MPs from both the government and opposition have lined up to condemn the impact on Finns of tighter family reunification regulations planned by the government. The lawmakers said the introduction of stricter income requirements for family reunification was meant to discourage asylum seekers, not Finnish nationals.

Pariskunta halaa lumisessa puistossa.
MPs are concerned about the impact of the proposed changes on Finnish exchange students and workers on overseas postings, who may want to bring loved ones to live in Finland. Image: Roman Pilipey / EPA

Opposition to government’s plan to hike the income requirement for family reunification has been broad-based, involving Parliamentarians from both the government coalition and the opposition.

Head of the Greens parliamentary group Outi Alanko-Kahiluoto pulled no punches in her criticism of the planned reform, saying that individuals’ fundamental rights shouldn’t be tied to their financial means.

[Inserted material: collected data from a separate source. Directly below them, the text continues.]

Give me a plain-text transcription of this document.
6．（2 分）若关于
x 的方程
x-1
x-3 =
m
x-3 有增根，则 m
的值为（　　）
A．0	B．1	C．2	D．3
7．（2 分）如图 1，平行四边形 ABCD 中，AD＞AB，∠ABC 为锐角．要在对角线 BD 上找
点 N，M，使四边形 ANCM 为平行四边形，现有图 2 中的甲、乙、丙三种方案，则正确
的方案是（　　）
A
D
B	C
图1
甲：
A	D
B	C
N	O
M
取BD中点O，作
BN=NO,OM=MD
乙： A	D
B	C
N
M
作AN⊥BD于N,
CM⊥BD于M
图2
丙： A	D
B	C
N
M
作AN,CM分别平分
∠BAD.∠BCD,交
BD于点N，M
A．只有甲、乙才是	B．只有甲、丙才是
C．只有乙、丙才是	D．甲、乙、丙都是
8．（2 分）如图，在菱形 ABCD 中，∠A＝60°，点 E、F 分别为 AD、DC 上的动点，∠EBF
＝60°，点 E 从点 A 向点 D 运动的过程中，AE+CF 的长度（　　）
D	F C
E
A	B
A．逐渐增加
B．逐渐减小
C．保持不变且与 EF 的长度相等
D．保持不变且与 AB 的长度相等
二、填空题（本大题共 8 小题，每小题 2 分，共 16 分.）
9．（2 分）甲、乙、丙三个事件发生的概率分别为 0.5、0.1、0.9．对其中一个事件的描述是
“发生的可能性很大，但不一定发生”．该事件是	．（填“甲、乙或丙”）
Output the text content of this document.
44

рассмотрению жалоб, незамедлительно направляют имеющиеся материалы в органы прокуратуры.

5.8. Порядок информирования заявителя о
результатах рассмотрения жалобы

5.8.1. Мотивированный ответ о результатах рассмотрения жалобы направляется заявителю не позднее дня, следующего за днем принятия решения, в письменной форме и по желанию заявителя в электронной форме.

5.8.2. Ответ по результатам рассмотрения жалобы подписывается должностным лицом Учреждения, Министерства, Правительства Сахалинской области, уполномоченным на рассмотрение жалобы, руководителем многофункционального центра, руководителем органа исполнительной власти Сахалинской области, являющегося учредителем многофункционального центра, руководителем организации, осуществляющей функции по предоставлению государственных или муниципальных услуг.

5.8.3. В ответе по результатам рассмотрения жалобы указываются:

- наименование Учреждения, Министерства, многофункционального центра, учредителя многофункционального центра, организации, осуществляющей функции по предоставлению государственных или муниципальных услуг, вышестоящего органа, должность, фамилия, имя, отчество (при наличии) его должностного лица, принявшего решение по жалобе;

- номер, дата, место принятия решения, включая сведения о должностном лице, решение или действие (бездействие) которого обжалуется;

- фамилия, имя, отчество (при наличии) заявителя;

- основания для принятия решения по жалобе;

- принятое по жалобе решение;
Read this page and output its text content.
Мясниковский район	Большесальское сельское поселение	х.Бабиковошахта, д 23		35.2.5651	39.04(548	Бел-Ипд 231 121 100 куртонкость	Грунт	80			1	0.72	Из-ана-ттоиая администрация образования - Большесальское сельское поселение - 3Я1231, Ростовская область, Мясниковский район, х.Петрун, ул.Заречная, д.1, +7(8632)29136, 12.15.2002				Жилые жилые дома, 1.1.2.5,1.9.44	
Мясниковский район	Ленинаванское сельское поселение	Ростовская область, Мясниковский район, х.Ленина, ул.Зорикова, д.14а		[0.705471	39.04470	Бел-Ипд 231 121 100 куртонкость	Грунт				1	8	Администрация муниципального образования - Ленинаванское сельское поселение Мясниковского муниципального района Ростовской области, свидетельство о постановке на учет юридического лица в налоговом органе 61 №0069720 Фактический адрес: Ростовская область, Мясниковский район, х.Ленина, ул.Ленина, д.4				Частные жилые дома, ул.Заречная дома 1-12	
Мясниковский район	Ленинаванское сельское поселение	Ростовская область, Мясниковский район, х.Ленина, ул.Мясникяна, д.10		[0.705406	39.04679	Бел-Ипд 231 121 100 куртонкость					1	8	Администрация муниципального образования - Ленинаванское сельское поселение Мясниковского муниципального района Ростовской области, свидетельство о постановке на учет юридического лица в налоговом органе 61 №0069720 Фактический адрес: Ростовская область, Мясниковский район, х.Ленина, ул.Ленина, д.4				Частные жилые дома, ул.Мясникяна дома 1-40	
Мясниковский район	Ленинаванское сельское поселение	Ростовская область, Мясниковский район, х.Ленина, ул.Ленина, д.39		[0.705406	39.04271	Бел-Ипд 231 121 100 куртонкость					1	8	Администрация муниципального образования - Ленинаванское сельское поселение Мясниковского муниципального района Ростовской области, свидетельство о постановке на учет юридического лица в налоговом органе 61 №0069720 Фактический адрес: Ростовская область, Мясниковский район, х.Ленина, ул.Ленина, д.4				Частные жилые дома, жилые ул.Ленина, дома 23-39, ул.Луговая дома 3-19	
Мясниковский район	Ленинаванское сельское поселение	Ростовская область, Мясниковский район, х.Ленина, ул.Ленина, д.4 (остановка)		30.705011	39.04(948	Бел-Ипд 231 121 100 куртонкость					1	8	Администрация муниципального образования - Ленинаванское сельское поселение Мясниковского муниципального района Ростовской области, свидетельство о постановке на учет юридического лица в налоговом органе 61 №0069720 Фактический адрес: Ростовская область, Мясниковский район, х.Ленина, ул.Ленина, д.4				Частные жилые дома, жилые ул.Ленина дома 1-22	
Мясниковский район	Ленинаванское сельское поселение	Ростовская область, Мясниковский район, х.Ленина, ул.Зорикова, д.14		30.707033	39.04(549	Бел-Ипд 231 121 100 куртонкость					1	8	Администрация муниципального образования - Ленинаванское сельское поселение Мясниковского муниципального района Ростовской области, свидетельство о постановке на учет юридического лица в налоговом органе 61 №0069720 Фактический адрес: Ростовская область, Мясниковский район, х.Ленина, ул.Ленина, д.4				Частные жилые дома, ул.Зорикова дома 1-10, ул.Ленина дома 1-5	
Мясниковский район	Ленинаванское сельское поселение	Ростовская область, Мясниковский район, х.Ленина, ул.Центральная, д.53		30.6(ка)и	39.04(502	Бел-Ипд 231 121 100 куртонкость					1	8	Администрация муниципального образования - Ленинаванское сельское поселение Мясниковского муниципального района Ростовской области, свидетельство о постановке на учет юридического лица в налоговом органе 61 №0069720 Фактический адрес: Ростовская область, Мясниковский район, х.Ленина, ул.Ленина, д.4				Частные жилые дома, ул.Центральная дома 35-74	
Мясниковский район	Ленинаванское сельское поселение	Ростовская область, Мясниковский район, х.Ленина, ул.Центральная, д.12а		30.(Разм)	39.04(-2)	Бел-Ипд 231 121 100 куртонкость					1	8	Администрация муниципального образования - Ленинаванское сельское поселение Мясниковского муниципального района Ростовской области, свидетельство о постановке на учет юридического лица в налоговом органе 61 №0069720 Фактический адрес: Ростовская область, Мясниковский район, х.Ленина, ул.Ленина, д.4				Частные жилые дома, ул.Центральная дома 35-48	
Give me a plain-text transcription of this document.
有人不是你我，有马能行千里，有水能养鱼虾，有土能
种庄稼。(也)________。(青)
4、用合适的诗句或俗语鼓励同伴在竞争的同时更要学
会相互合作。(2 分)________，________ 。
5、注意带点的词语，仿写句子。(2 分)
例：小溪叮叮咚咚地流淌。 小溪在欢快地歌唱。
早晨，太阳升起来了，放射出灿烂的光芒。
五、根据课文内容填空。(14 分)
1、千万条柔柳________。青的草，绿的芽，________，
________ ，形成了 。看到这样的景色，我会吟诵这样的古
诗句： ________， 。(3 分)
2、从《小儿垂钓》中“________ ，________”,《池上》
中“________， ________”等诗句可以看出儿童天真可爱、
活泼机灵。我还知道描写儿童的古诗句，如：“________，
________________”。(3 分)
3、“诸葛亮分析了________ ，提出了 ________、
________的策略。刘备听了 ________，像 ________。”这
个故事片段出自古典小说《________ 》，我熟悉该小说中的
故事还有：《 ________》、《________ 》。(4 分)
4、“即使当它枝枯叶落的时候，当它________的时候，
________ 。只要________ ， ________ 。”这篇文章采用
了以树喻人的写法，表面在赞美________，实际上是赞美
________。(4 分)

“From now on the children of poor families will not have the same right to family life as the children of wealthy parents. The income requirement is unreasonably high, and a majority of Finns would also fail to reach the limit,” Alanko-Kahiluoto noted on Yle’s Aamu-tv breakfast programme.

Finns Party MP also critical

Sampo Terho, chair of the Parliament’s most immigration-critical party, the Finns Party, agreed. He said that in his view the income limit should not be applied to Finns.

“In this regard the income limit is unnecessary for Finns. They don’t represent the original intention, which has been to eliminate pull factors specifically with respect to asylum seekers,” Terho said.

Government is proposing a minimum income requirement for persons living in Finland who wish to bring their non-EU spouses to join them. The lower monthly income limit would be 1,700 euros. If the spouse is accompanied by two children, the minimum required monthly income would rise to 2,600 euros. However the government bill would also apply Finnish citizens.

Leader of the National Coalition Party’s MP group Arto Satonen stressed that the planned reforms to the Aliens’ Act are primarily intended to address the asylum seeker situation. He said that the draft bill could still be amended following its commenting rounds.

“Personally I think that that the income limit shouldn’t affect Finnish citizens,” Satonen told Yle Monday morning.

The proposal is currently being circulated for comments. The Finns Party’s Sampo Terho said that the proposal should be re-evaluated.

SDP MP: What about exchange students, workers abroad?

Meanwhile chair of the Social Democratic Party MP group Antti Lindtman also weighed in against the new income requirements for Finns.

If some [Finnish) exchange student or someone on a work trip happens to fall in love, in practice they would need an above average income to bring their loved one to Finland. That doesn’t sound at all rational,” Lindtman declared.

Centre Party parliamentary group leader Matti Vanhanen said he preferred not to adopt a position on the matter, since the bill was still in its commenting round. However he said he understood the concerns raised.

“I’m not surprised that these financial limits have sparked critical comments,” he said.

Vanhanen said that Centre Party MP MPs have not yet discussed the income limits to be introduced for family reunification. He added that the proposal is part of a larger concept that the government had agreed last autumn.